When I work with computer face matching, people will come to me with two pictures that the computer says don’t match and ask me “Why don’t these match?” I look at them and they are an obvious match. But I am seeing them with human eyes, not computer eyes. Computers don’t recognize face even remotely the same way we do. To a computer, a face is just an square array of pixels (dots) of different colors. Let’s look at some examples:
A computer sees two totally unrelated images here.
These two images are reduced to about the size of a driver’s license photo. I am sure that 100% of the people out there will recognize that this is the same person, and the same pose. If you are discriminating, you might be able to tell which picture is higher quality. But overall, they really look pretty close to being the same. No human would ever have a problem being able to tell that there the same person and same photo. But if you just glance, you may see them about the same. However, they are not really the same at all.

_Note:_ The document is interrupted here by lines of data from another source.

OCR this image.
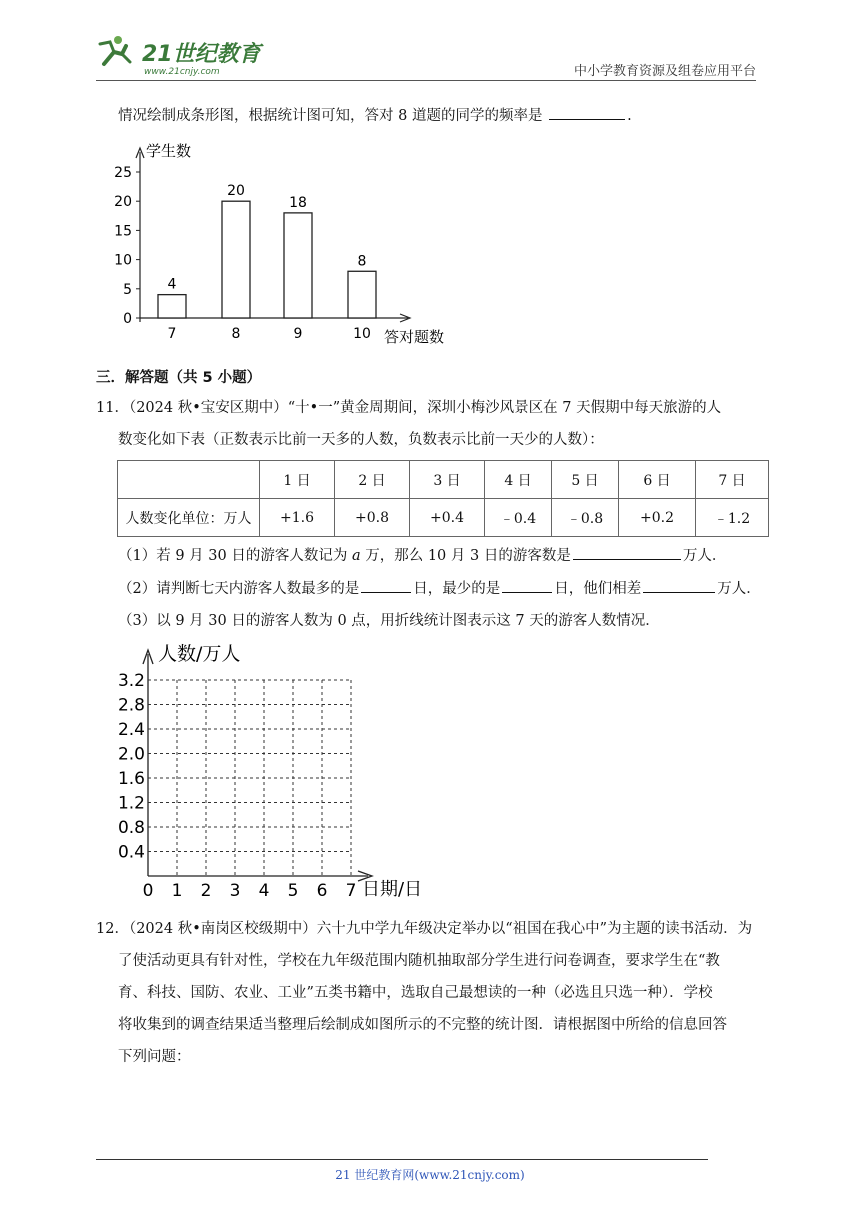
21世纪教育
www.21cnjy.com	中小学教育资源及组卷应用平台
情况绘制成条形图，根据统计图可知，答对 8 道题的同学的频率是	.
学生数
答对题数
0
5
10
15
20
25
4
7
20
8
18
9
8
10
三．解答题（共 5 小题）
11．（2024 秋•宝安区期中）“十•一”黄金周期间，深圳小梅沙风景区在 7 天假期中每天旅游的人
数变化如下表（正数表示比前一天多的人数，负数表示比前一天少的人数）：
	1 日	2 日	3 日	4 日	5 日	6 日	7 日
人数变化单位：万人	+1.6	+0.8	+0.4	﹣0.4	﹣0.8	+0.2	﹣1.2
（1）若 9 月 30 日的游客人数记为 a 万，那么 10 月 3 日的游客数是	万人．
（2）请判断七天内游客人数最多的是	日，最少的是	日，他们相差	万人．
（3）以 9 月 30 日的游客人数为 0 点，用折线统计图表示这 7 天的游客人数情况．
人数/万人
日期/日
0.4
0.8
1.2
1.6
2.0
2.4
2.8
3.2
0 1 2 3 4 5 6 7
12．（2024 秋•南岗区校级期中）六十九中学九年级决定举办以“祖国在我心中”为主题的读书活动．为
了使活动更具有针对性，学校在九年级范围内随机抽取部分学生进行问卷调查，要求学生在“教
育、科技、国防、农业、工业”五类书籍中，选取自己最想读的一种（必选且只选一种）．学校
将收集到的调查结果适当整理后绘制成如图所示的不完整的统计图．请根据图中所给的信息回答
下列问题：
21 世纪教育网(www.21cnjy.com)
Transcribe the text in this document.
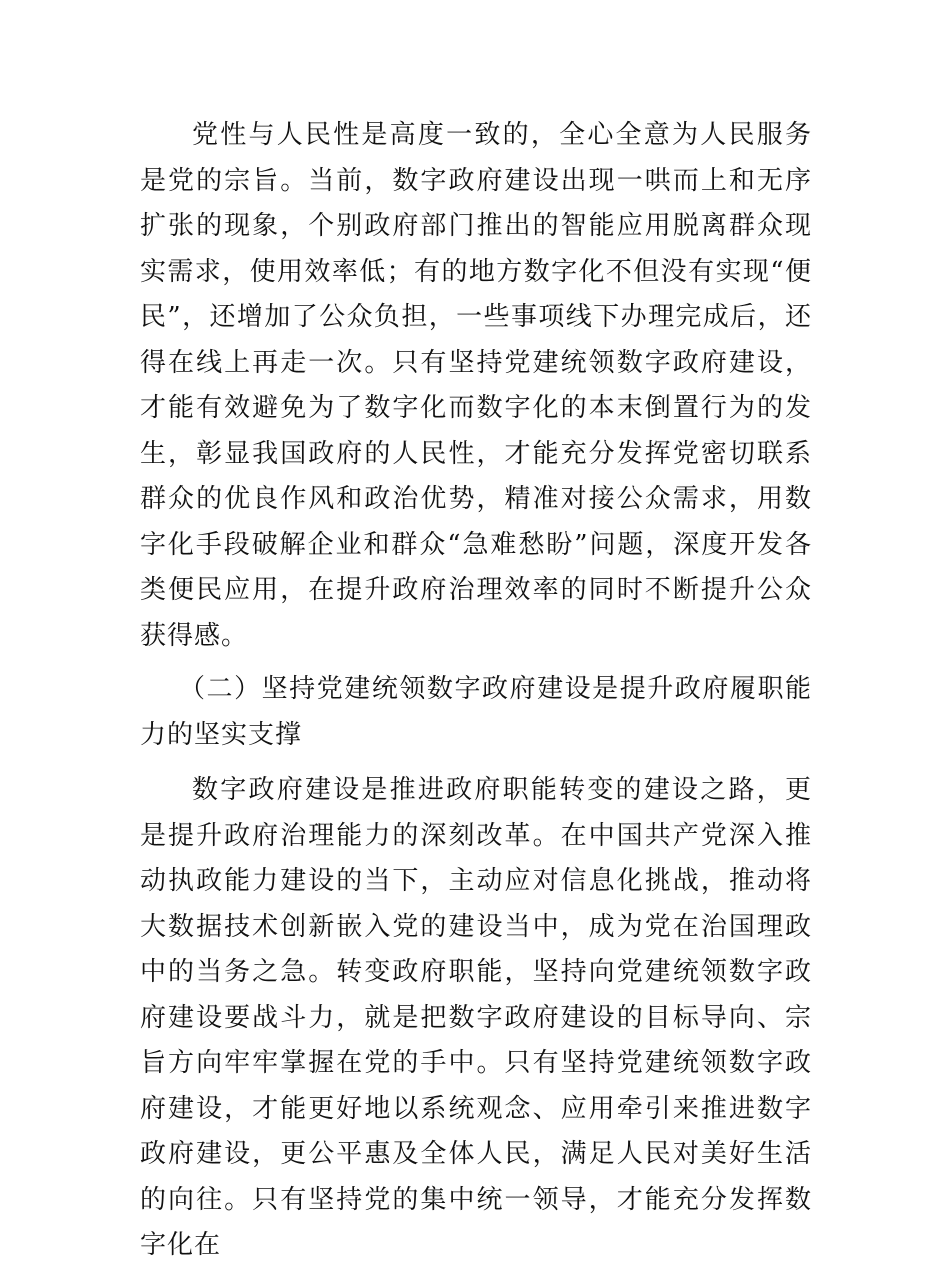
党性与人民性是高度一致的，全心全意为人民服务是党的宗旨。当前，数字政府建设出现一哄而上和无序扩张的现象，个别政府部门推出的智能应用脱离群众现实需求，使用效率低；有的地方数字化不但没有实现“便民”，还增加了公众负担，一些事项线下办理完成后，还得在线上再走一次。只有坚持党建统领数字政府建设，才能有效避免为了数字化而数字化的本末倒置行为的发生，彰显我国政府的人民性，才能充分发挥党密切联系群众的优良作风和政治优势，精准对接公众需求，用数字化手段破解企业和群众“急难愁盼”问题，深度开发各类便民应用，在提升政府治理效率的同时不断提升公众获得感。

（二）坚持党建统领数字政府建设是提升政府履职能力的坚实支撑

数字政府建设是推进政府职能转变的建设之路，更是提升政府治理能力的深刻改革。在中国共产党深入推动执政能力建设的当下，主动应对信息化挑战，推动将大数据技术创新嵌入党的建设当中，成为党在治国理政中的当务之急。转变政府职能，坚持向党建统领数字政府建设要战斗力，就是把数字政府建设的目标导向、宗旨方向牢牢掌握在党的手中。只有坚持党建统领数字政府建设，才能更好地以系统观念、应用牵引来推进数字政府建设，更公平惠及全体人民，满足人民对美好生活的向往。只有坚持党的集中统一领导，才能充分发挥数字化在
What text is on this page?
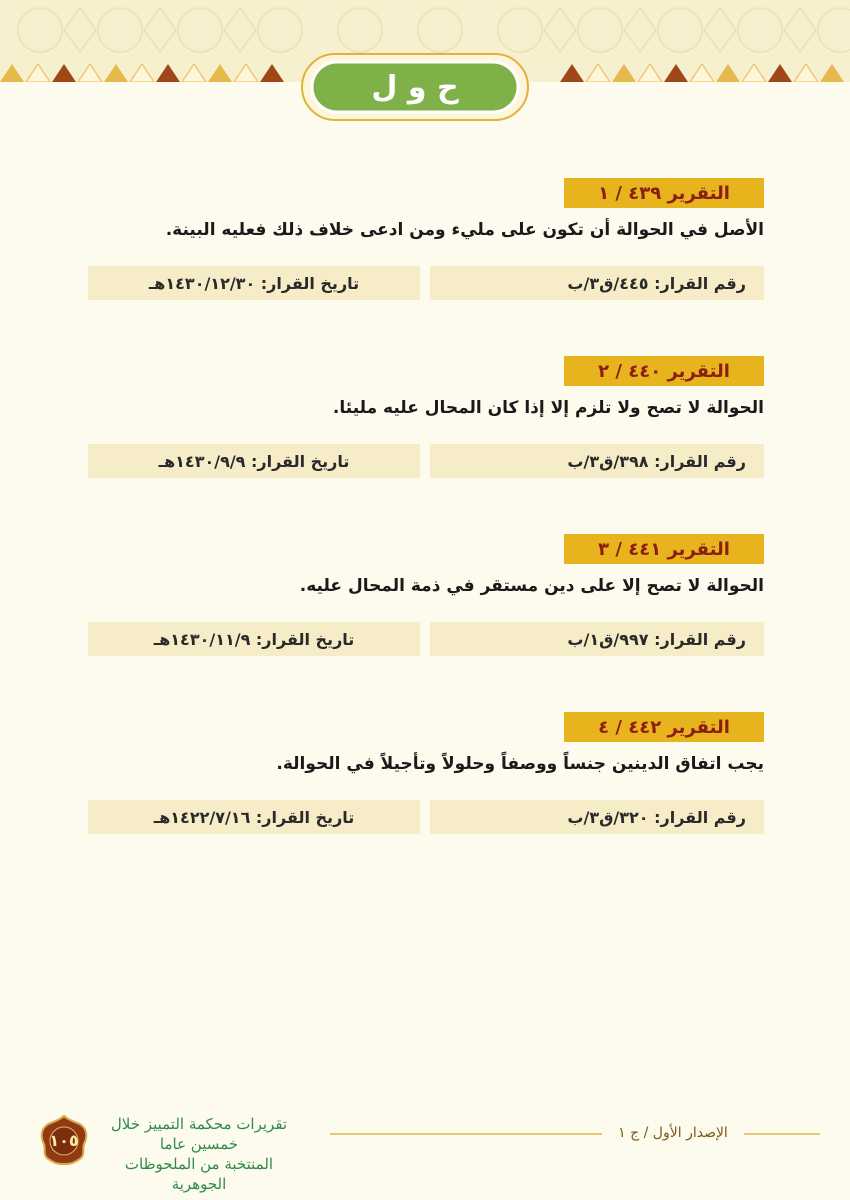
ح و ل
التقرير ٤٣٩ / ١
الأصل في الحوالة أن تكون على مليء ومن ادعى خلاف ذلك فعليه البينة.
رقم القرار: ٤٤٥/ق٣/ب
تاريخ القرار: ١٤٣٠/١٢/٣٠هـ
التقرير ٤٤٠ / ٢
الحوالة لا تصح ولا تلزم إلا إذا كان المحال عليه مليئا.
رقم القرار: ٣٩٨/ق٣/ب
تاريخ القرار: ١٤٣٠/٩/٩هـ
التقرير ٤٤١ / ٣
الحوالة لا تصح إلا على دين مستقر في ذمة المحال عليه.
رقم القرار: ٩٩٧/ق١/ب
تاريخ القرار: ١٤٣٠/١١/٩هـ
التقرير ٤٤٢ / ٤
يجب اتفاق الدينين جنساً ووصفاً وحلولاً وتأجيلاً في الحوالة.
رقم القرار: ٣٢٠/ق٣/ب
تاريخ القرار: ١٤٢٢/٧/١٦هـ
الإصدار الأول / ج ١
١٠٥
تقريرات محكمة التمييز خلال خمسين عاما
المنتخبة من الملحوظات الجوهرية
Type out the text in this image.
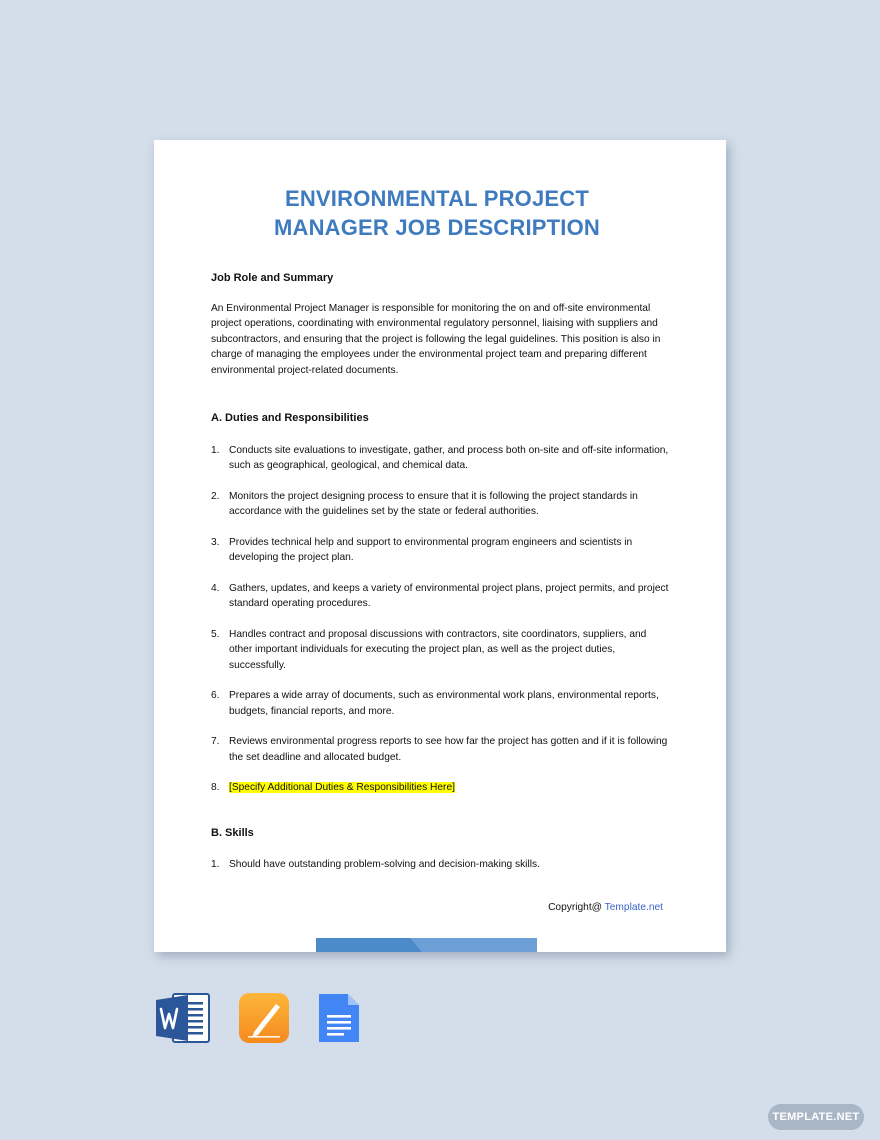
ENVIRONMENTAL PROJECT
MANAGER JOB DESCRIPTION

Job Role and Summary

An Environmental Project Manager is responsible for monitoring the on and off-site environmental project operations, coordinating with environmental regulatory personnel, liaising with suppliers and subcontractors, and ensuring that the project is following the legal guidelines. This position is also in charge of managing the employees under the environmental project team and preparing different environmental project-related documents.

A. Duties and Responsibilities

1. Conducts site evaluations to investigate, gather, and process both on-site and off-site information, such as geographical, geological, and chemical data.
2. Monitors the project designing process to ensure that it is following the project standards in accordance with the guidelines set by the state or federal authorities.
3. Provides technical help and support to environmental program engineers and scientists in developing the project plan.
4. Gathers, updates, and keeps a variety of environmental project plans, project permits, and project standard operating procedures.
5. Handles contract and proposal discussions with contractors, site coordinators, suppliers, and other important individuals for executing the project plan, as well as the project duties, successfully.
6. Prepares a wide array of documents, such as environmental work plans, environmental reports, budgets, financial reports, and more.
7. Reviews environmental progress reports to see how far the project has gotten and if it is following the set deadline and allocated budget.
8. [Specify Additional Duties & Responsibilities Here]

B. Skills

1. Should have outstanding problem-solving and decision-making skills.
Copyright@ Template.net
TEMPLATE.NET
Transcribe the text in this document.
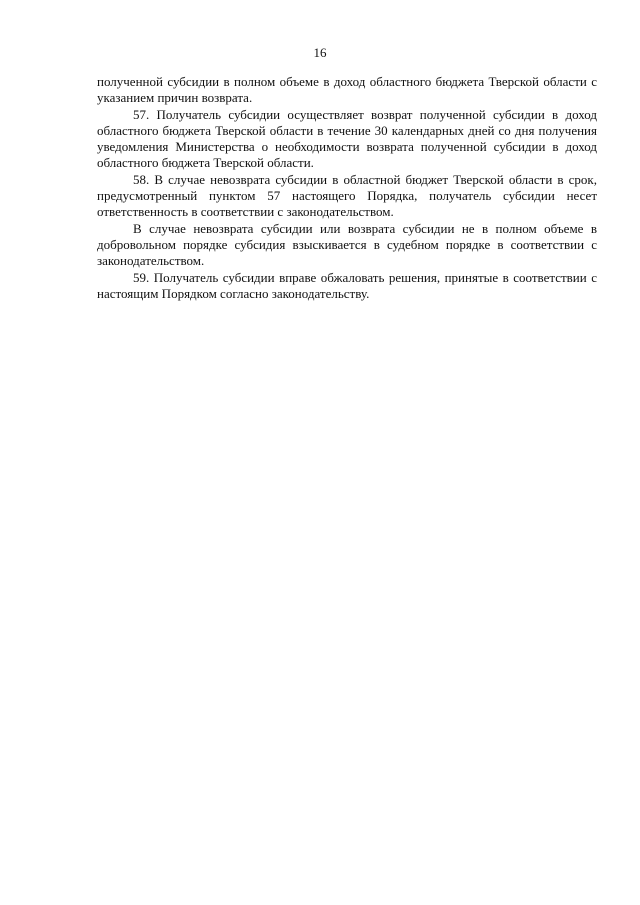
16

полученной субсидии в полном объеме в доход областного бюджета Тверской области с указанием причин возврата.

57. Получатель субсидии осуществляет возврат полученной субсидии в доход областного бюджета Тверской области в течение 30 календарных дней со дня получения уведомления Министерства о необходимости возврата полученной субсидии в доход областного бюджета Тверской области.

58. В случае невозврата субсидии в областной бюджет Тверской области в срок, предусмотренный пунктом 57 настоящего Порядка, получатель субсидии несет ответственность в соответствии с законодательством.

В случае невозврата субсидии или возврата субсидии не в полном объеме в добровольном порядке субсидия взыскивается в судебном порядке в соответствии с законодательством.

59. Получатель субсидии вправе обжаловать решения, принятые в соответствии с настоящим Порядком согласно законодательству.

I am going to give you a glimpse into what the computer sees. Let’s zoom in to just her eye:
In these images you can see the individual pixels of color. These images are the same resolution, but one image clearly contains a lot more information that can be used by the computer than the other one. The higher quality image is 1.2 MB and the lower quality image is 150 KB, a factor about 10X (not that a bigger file necessarily contains more information.)
Your brain kind glosses over this lack of information. You see eyes in both pictures, and one is lower quality than the other one, but your brain knows it is an eye and fills in the detail for you. You are not really conscious of it. But to a computer, these images are very, very different, and will not match.
Let’s look at one final example. The “high resolution” picture I used in this blog post was actually compressed in order to make it palatable for the Web. The original image was about 10 MB. Here is the same eye from the original image:
You can see that this image has a lot more detail, and more information usable by the computer for face matching.
This is why we say you can’t trust your eyes when evaluating whether a picture is good for face matching. Your brain lies to you. You have to zoom in to the pixel level to see what the computer sees.